が、なぜか私は彼に嫌われているようだ。付き合いも長いというのに解せない。
「……チッ、シクザール様。遅いですよ」
「露骨に舌打ちしないでください。で、機嫌悪いんですか?」
部屋を指差して問うとこくりと頷くだけで視線をそらされた。徹底的に嫌ってるな、こいつ。敬語もなんだか皮肉がこもっているように聞こえる。

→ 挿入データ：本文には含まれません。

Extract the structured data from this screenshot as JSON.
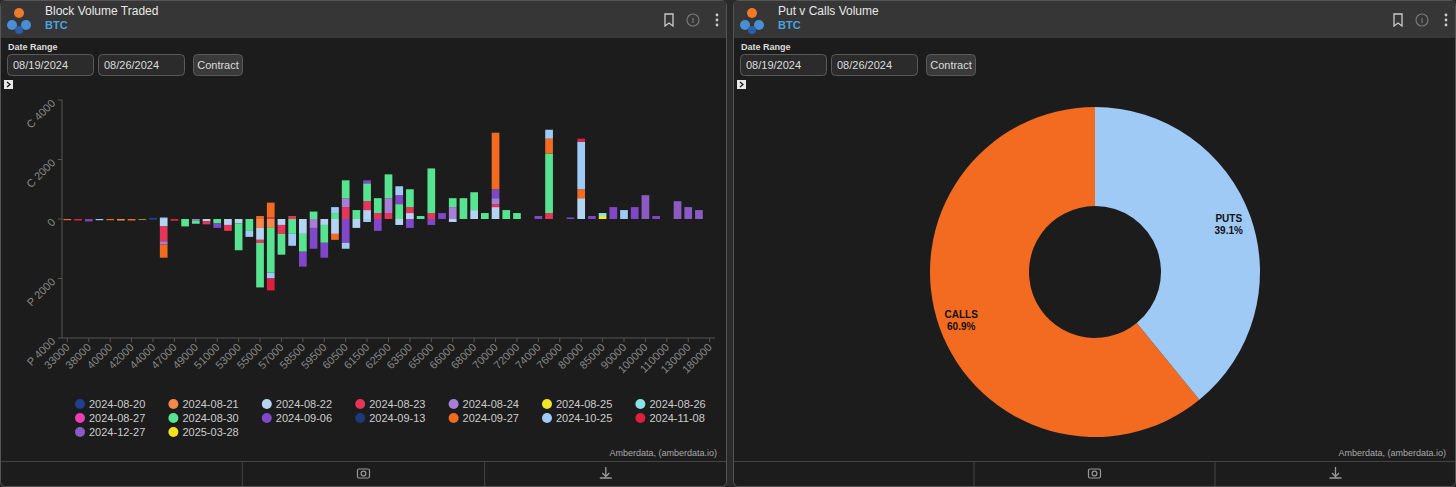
{
  "chart_data": [
    {
      "type": "bar",
      "title": "Block Volume Traded",
      "subtitle": "BTC",
      "annotations": [
        "Date Range",
        "08/19/2024",
        "08/26/2024",
        "Contract",
        "Amberdata, (amberdata.io)"
      ],
      "stacked": true,
      "grid": false,
      "legend": "bottom",
      "categories": [
        "33000",
        null,
        "38000",
        null,
        "40000",
        null,
        "42000",
        null,
        "44000",
        null,
        "47000",
        null,
        "49000",
        null,
        "51000",
        null,
        "53000",
        null,
        "55000",
        null,
        "57000",
        null,
        "58500",
        null,
        "59500",
        null,
        "60500",
        null,
        "61500",
        null,
        "62500",
        null,
        "63500",
        null,
        "65000",
        null,
        "66000",
        null,
        "68000",
        null,
        "70000",
        null,
        "72000",
        null,
        "74000",
        null,
        "76000",
        null,
        "80000",
        null,
        "85000",
        null,
        "90000",
        null,
        "100000",
        null,
        "110000",
        null,
        "130000",
        null,
        "180000"
      ],
      "ylim": [
        -4000,
        4000
      ],
      "yticks": [
        {
          "value": 4000,
          "label": "C 4000"
        },
        {
          "value": 2000,
          "label": "C 2000"
        },
        0,
        {
          "value": -2000,
          "label": "P 2000"
        },
        {
          "value": -4000,
          "label": "P 4000"
        }
      ],
      "series": [
        {
          "name": "2024-08-20",
          "color": "#1f3f8f",
          "values": [
            0,
            0,
            0,
            0,
            0,
            0,
            0,
            0,
            40,
            0,
            0,
            0,
            0,
            0,
            0,
            0,
            0,
            0,
            0,
            0,
            0,
            0,
            0,
            0,
            0,
            0,
            0,
            0,
            0,
            0,
            0,
            0,
            0,
            0,
            0,
            0,
            0,
            0,
            0,
            0,
            0,
            0,
            0,
            0,
            0,
            0,
            0,
            0,
            0,
            0,
            0,
            0,
            0,
            0,
            0,
            0,
            0,
            0,
            0,
            0,
            0
          ]
        },
        {
          "name": "2024-08-21",
          "color": "#f4874b",
          "values": [
            0,
            0,
            0,
            0,
            0,
            -50,
            0,
            0,
            0,
            0,
            0,
            0,
            0,
            0,
            0,
            0,
            0,
            0,
            -300,
            -300,
            0,
            0,
            0,
            0,
            0,
            0,
            0,
            0,
            0,
            0,
            0,
            0,
            0,
            0,
            0,
            0,
            0,
            0,
            0,
            0,
            0,
            0,
            0,
            0,
            0,
            0,
            0,
            0,
            0,
            0,
            0,
            0,
            0,
            0,
            0,
            0,
            0,
            0,
            0,
            0,
            0
          ]
        },
        {
          "name": "2024-08-22",
          "color": "#b7d3f2",
          "values": [
            0,
            0,
            0,
            0,
            0,
            0,
            0,
            0,
            0,
            -250,
            0,
            0,
            0,
            -80,
            0,
            -200,
            -150,
            0,
            -400,
            0,
            -200,
            0,
            -500,
            0,
            -200,
            -500,
            0,
            -300,
            300,
            0,
            0,
            -200,
            200,
            0,
            0,
            0,
            -100,
            0,
            300,
            0,
            400,
            0,
            0,
            0,
            0,
            0,
            0,
            0,
            700,
            0,
            0,
            0,
            0,
            0,
            0,
            0,
            0,
            0,
            0,
            0,
            0
          ]
        },
        {
          "name": "2024-08-23",
          "color": "#e5365a",
          "values": [
            0,
            0,
            0,
            0,
            0,
            0,
            0,
            0,
            0,
            -500,
            0,
            0,
            0,
            -100,
            0,
            -200,
            0,
            0,
            -100,
            50,
            -300,
            100,
            0,
            0,
            0,
            0,
            400,
            0,
            300,
            200,
            200,
            0,
            200,
            0,
            200,
            0,
            0,
            0,
            0,
            0,
            100,
            0,
            0,
            0,
            0,
            200,
            0,
            0,
            0,
            0,
            0,
            0,
            0,
            0,
            0,
            0,
            0,
            0,
            0,
            0,
            0
          ]
        },
        {
          "name": "2024-08-24",
          "color": "#a77fd6",
          "values": [
            0,
            0,
            0,
            0,
            0,
            0,
            0,
            0,
            0,
            -100,
            0,
            0,
            -60,
            0,
            0,
            0,
            0,
            0,
            0,
            0,
            0,
            0,
            0,
            -300,
            0,
            0,
            300,
            0,
            0,
            0,
            500,
            0,
            0,
            0,
            0,
            0,
            400,
            0,
            0,
            0,
            200,
            0,
            0,
            0,
            0,
            0,
            0,
            0,
            0,
            0,
            0,
            0,
            0,
            0,
            0,
            0,
            0,
            0,
            0,
            0,
            0
          ]
        },
        {
          "name": "2024-08-25",
          "color": "#f2e527",
          "values": [
            0,
            0,
            0,
            0,
            0,
            0,
            0,
            0,
            0,
            0,
            0,
            0,
            0,
            0,
            0,
            0,
            0,
            0,
            0,
            0,
            0,
            0,
            0,
            0,
            0,
            0,
            0,
            0,
            0,
            0,
            0,
            0,
            0,
            0,
            0,
            0,
            0,
            0,
            0,
            0,
            0,
            0,
            0,
            0,
            0,
            0,
            0,
            0,
            0,
            0,
            100,
            0,
            0,
            0,
            0,
            0,
            0,
            0,
            0,
            0,
            0
          ]
        },
        {
          "name": "2024-08-26",
          "color": "#86e3e8",
          "values": [
            0,
            0,
            0,
            0,
            0,
            0,
            0,
            0,
            0,
            0,
            0,
            0,
            0,
            0,
            0,
            0,
            0,
            0,
            0,
            0,
            0,
            0,
            0,
            0,
            0,
            0,
            0,
            0,
            0,
            0,
            0,
            0,
            0,
            0,
            0,
            0,
            0,
            0,
            0,
            0,
            0,
            0,
            0,
            0,
            0,
            0,
            0,
            0,
            0,
            0,
            100,
            0,
            0,
            0,
            0,
            0,
            0,
            0,
            0,
            0,
            0
          ]
        },
        {
          "name": "2024-08-27",
          "color": "#ea3fb5",
          "values": [
            0,
            0,
            -20,
            0,
            0,
            0,
            0,
            0,
            0,
            0,
            0,
            0,
            0,
            0,
            0,
            0,
            0,
            0,
            0,
            0,
            0,
            0,
            0,
            0,
            0,
            0,
            0,
            0,
            0,
            0,
            0,
            0,
            0,
            0,
            0,
            0,
            0,
            0,
            0,
            0,
            0,
            0,
            0,
            0,
            0,
            0,
            0,
            0,
            0,
            0,
            0,
            0,
            0,
            0,
            0,
            0,
            0,
            0,
            0,
            0,
            0
          ]
        },
        {
          "name": "2024-08-30",
          "color": "#57e38f",
          "values": [
            0,
            0,
            0,
            0,
            0,
            0,
            0,
            0,
            0,
            0,
            0,
            -250,
            -100,
            0,
            -150,
            0,
            -900,
            -400,
            -1500,
            -1500,
            -700,
            -500,
            -600,
            250,
            -600,
            200,
            600,
            300,
            600,
            500,
            800,
            500,
            600,
            100,
            1500,
            0,
            300,
            700,
            600,
            200,
            0,
            300,
            200,
            0,
            0,
            2000,
            0,
            0,
            0,
            0,
            0,
            0,
            0,
            0,
            0,
            0,
            0,
            0,
            0,
            0,
            0
          ]
        },
        {
          "name": "2024-09-06",
          "color": "#8048c8",
          "values": [
            0,
            0,
            -60,
            0,
            0,
            0,
            0,
            0,
            0,
            0,
            0,
            0,
            0,
            0,
            -150,
            0,
            0,
            0,
            0,
            0,
            0,
            0,
            -500,
            -700,
            -500,
            0,
            -800,
            0,
            100,
            -400,
            0,
            300,
            -300,
            0,
            -200,
            200,
            0,
            0,
            0,
            0,
            300,
            0,
            0,
            0,
            100,
            0,
            0,
            50,
            0,
            100,
            0,
            400,
            0,
            400,
            0,
            100,
            0,
            0,
            0,
            0,
            0
          ]
        },
        {
          "name": "2024-09-13",
          "color": "#1d3a78",
          "values": [
            0,
            0,
            0,
            0,
            0,
            0,
            0,
            0,
            -30,
            0,
            0,
            0,
            0,
            0,
            0,
            0,
            0,
            0,
            0,
            0,
            0,
            0,
            0,
            0,
            0,
            0,
            0,
            0,
            0,
            0,
            0,
            0,
            0,
            0,
            0,
            0,
            0,
            0,
            0,
            0,
            0,
            0,
            0,
            0,
            0,
            0,
            0,
            0,
            0,
            0,
            0,
            0,
            0,
            0,
            0,
            0,
            0,
            0,
            0,
            0,
            0
          ]
        },
        {
          "name": "2024-09-27",
          "color": "#f26b21",
          "values": [
            -40,
            0,
            0,
            0,
            -40,
            0,
            -50,
            0,
            0,
            -450,
            0,
            0,
            0,
            0,
            0,
            0,
            0,
            0,
            100,
            500,
            0,
            0,
            0,
            0,
            0,
            -200,
            0,
            0,
            0,
            0,
            0,
            0,
            0,
            0,
            0,
            0,
            0,
            0,
            0,
            0,
            1900,
            0,
            0,
            0,
            0,
            500,
            0,
            0,
            300,
            0,
            0,
            0,
            0,
            0,
            0,
            0,
            0,
            0,
            0,
            0,
            0
          ]
        },
        {
          "name": "2024-10-25",
          "color": "#9fcaf6",
          "values": [
            0,
            0,
            0,
            -40,
            0,
            0,
            0,
            0,
            0,
            50,
            0,
            0,
            0,
            0,
            0,
            0,
            0,
            -200,
            0,
            -200,
            0,
            -400,
            0,
            0,
            0,
            200,
            -200,
            0,
            -100,
            0,
            0,
            300,
            0,
            0,
            0,
            0,
            0,
            0,
            0,
            0,
            0,
            0,
            0,
            0,
            0,
            300,
            0,
            0,
            1600,
            0,
            0,
            0,
            300,
            0,
            0,
            0,
            0,
            0,
            0,
            0,
            0
          ]
        },
        {
          "name": "2024-11-08",
          "color": "#df1f3f",
          "values": [
            0,
            -50,
            0,
            0,
            0,
            0,
            0,
            0,
            0,
            0,
            -60,
            0,
            0,
            0,
            0,
            0,
            0,
            0,
            0,
            -400,
            0,
            0,
            0,
            0,
            0,
            0,
            0,
            0,
            0,
            0,
            0,
            0,
            0,
            0,
            0,
            0,
            0,
            0,
            0,
            0,
            0,
            0,
            0,
            0,
            0,
            0,
            0,
            0,
            100,
            0,
            0,
            0,
            0,
            0,
            0,
            0,
            0,
            0,
            0,
            0,
            0
          ]
        },
        {
          "name": "2024-12-27",
          "color": "#8a5bc2",
          "values": [
            0,
            0,
            0,
            0,
            0,
            0,
            0,
            0,
            0,
            0,
            0,
            0,
            0,
            0,
            0,
            0,
            0,
            0,
            0,
            0,
            0,
            0,
            0,
            0,
            0,
            0,
            0,
            0,
            0,
            0,
            0,
            0,
            0,
            0,
            0,
            0,
            0,
            0,
            0,
            0,
            0,
            0,
            0,
            0,
            0,
            0,
            0,
            0,
            0,
            0,
            0,
            0,
            0,
            0,
            800,
            0,
            0,
            600,
            400,
            300,
            0
          ]
        },
        {
          "name": "2025-03-28",
          "color": "#f3e21b",
          "values": [
            0,
            0,
            0,
            0,
            0,
            0,
            0,
            -20,
            0,
            0,
            0,
            0,
            0,
            0,
            0,
            0,
            0,
            0,
            0,
            0,
            0,
            0,
            0,
            0,
            0,
            0,
            0,
            0,
            0,
            0,
            0,
            0,
            0,
            0,
            0,
            0,
            0,
            0,
            0,
            0,
            0,
            0,
            0,
            0,
            0,
            0,
            0,
            0,
            0,
            0,
            0,
            0,
            0,
            0,
            0,
            0,
            0,
            0,
            0,
            0,
            0
          ]
        }
      ]
    },
    {
      "type": "pie",
      "title": "Put v Calls Volume",
      "subtitle": "BTC",
      "annotations": [
        "Date Range",
        "08/19/2024",
        "08/26/2024",
        "Contract",
        "Amberdata, (amberdata.io)"
      ],
      "categories": [
        "CALLS",
        "PUTS"
      ],
      "values": [
        60.9,
        39.1
      ],
      "value_labels": [
        "60.9%",
        "39.1%"
      ],
      "colors": [
        "#f26b21",
        "#9fcaf6"
      ],
      "data_labels": true
    }
  ]
}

「早く行って、どうにかしてください。たっく……私の苦労も知らないで……」
眉根を寄せるテオバルトはそのままどこかへ行ってしまった。彼のことだから別の仕事だろう。仕方ない、とため息をつきながらエーリヒの私室の扉をノックした。
『……誰』
「私です、殿下」
声をかけると、どたどたとやかましい音とともに何かが近づいてきて勢いよく扉が開かれた。そこには不機嫌をありありと顔に貼り付けたエーリヒがいた。
「……入って」
「は、はい……」
促されるままに部屋に入る。エーリヒと私以外は今、誰もいないようでとても静かだ。
何も言わないでベッドに横になるエーリヒに、どうすればいいのかわからずしばらくその寝姿を見つめてみる。あどけない寝顔だなーと思いつつもそういえばこの顔はだいたい自分と同じだということに気づき何とも言えない気持ちに陥る。
「……エルは本当に八方美人だよね」
「は?」
いきなり口を開いたかと思えばよくわからないことを言い出す。
しかし当の本人はいたって真面目なようでむすっとした表情でこちらを睨んできた。
「誰にでも愛想を振りまいて、それなりの関係築いてさ。男じゃなくて女だって公表したらきっと君のことを狙う男がもっと増える」
「そんなことないですって」
「いいや、あるね。僕にはわかる」
自信満々に言い切って起き上がったかと思うと、私の仮面を取り払い、手首を掴んでベッドに引きずり込んだ。その際、なぜか押し倒すように私に覆いかぶさる。
「で、殿下……あの、こういったことは」
「エル……もし、こういう風にほかの男にされたらちゃんと抵抗できる? 流されない?」
「当たり前ですよ!」
「……怪しいね」
目を細めたエーリヒは私の首筋に顔をうずめて囁く。
「エルは僕のもの。僕以外の男になんてやらないから」
「……」
どうしてそんなことを、と口に出す前にその声を塗りつぶすエーリヒの行動。
首筋に、吸い付いてきた。
「っ! うっ――!?」
初めて与えられる感覚に一瞬、思考が回らなかった。どうして、こんな――
「僕のエル。あの騎士にも魔導師にもあいつにも渡さない」
低い声でもう一度囁いたエーリヒの表情は見えない。でもなぜか、悲しんでいるような気がした。
エーリヒが気持ち悪いです(真顔)
そしてまだ増えるエルの逆ハーレムのせいでエーリヒが更に気持ち悪く面倒なことに。